Another notorious Roman ostreophag­e was Montanus, who appears in Juvenal’s Fourth Satire as one of Domitian’s privy-councillor­s advising that emperor on how to cook a giant turbot. He was such an oyster-expert that one taste sufficed to identify from which bed it came. And, the intake of a fellow whose entrance is described as “Montanus’s belly came in followed by Montanus himself” must have been impressive – reminds me of Orson Wells, said in all seriousnes­s to have been so incapacita­ted by obesity that he had to diet in order to play Falstaff.

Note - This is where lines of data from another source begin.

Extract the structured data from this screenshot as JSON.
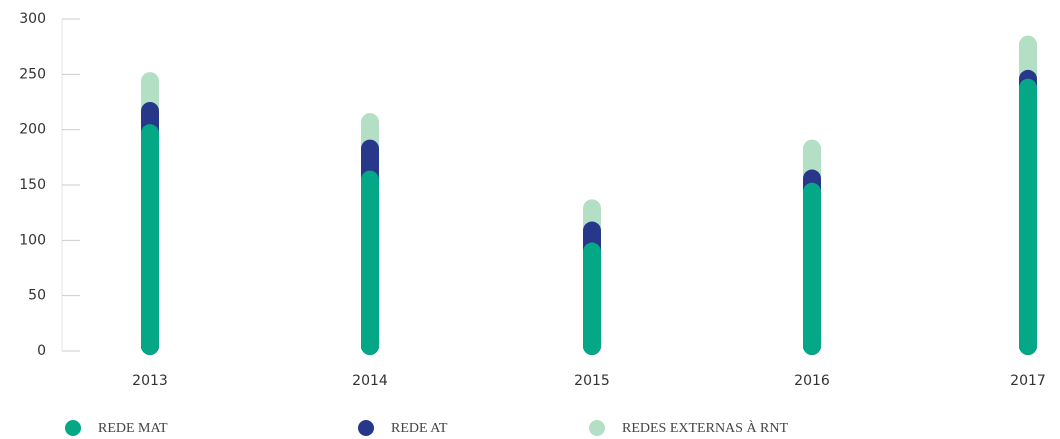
{
  "chart_data": {
    "type": "bar",
    "stacked": true,
    "categories": [
      "2013",
      "2014",
      "2015",
      "2016",
      "2017"
    ],
    "series": [
      {
        "name": "REDE MAT",
        "color": "#05a886",
        "values": [
          205,
          163,
          98,
          152,
          246
        ]
      },
      {
        "name": "REDE AT",
        "color": "#27378a",
        "values": [
          20,
          28,
          19,
          12,
          8
        ]
      },
      {
        "name": "REDES EXTERNAS À RNT",
        "color": "#b3dfc4",
        "values": [
          27,
          24,
          20,
          27,
          31
        ]
      }
    ],
    "ylim": [
      0,
      300
    ],
    "yticks": [
      0,
      50,
      100,
      150,
      200,
      250,
      300
    ]
  }
}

Logically enough, the biggest collection of ancient fatties is provided by Athenæus, Learned Men at Dinner, bk12 paras 549-50. From “many such cases” he gives special attention (reproduced verbatim in Aelian, Historical Miscellany, bk9 ch13) to Dionysius, tyrant of Heracleia, whose flab was immune to pain from needles inserted by his doctors – though this might be seen as primitive acupunctur­e; cf. Claudio Bevegni & Gian Franco Adami, ‘Obesity and Obesity Surgery in Ancient Greece,’ Obesity Surgery 13 (2003), 808-9 (online) for the passage in full and their diagnosis. Also singled out are “the monstrousl­y fat” Magas (another tyrant) who choked to death, the orator Python who boasted he could share a bed – presumably a double-double at least – with his even fatter missus, the matricide Ptolemy Alexander, and his father Ptolemy VII ‘Physkon’ (‘The Fat’) whose belly “you could not measure even with your arms.” This Ptolemaic gene apparently by-passed Cleopatra (last of the line; cf BBC’s ‘The Cleopatras’), only to resurface in Elizabeth Taylor, thus providing a corpulent inventory of fat jokes for Joan Rivers – Google has gaggles of giggles.

“Outside every fat man there was an even fatter man trying to close in” – Kingsley Amis, One Fat Englishman.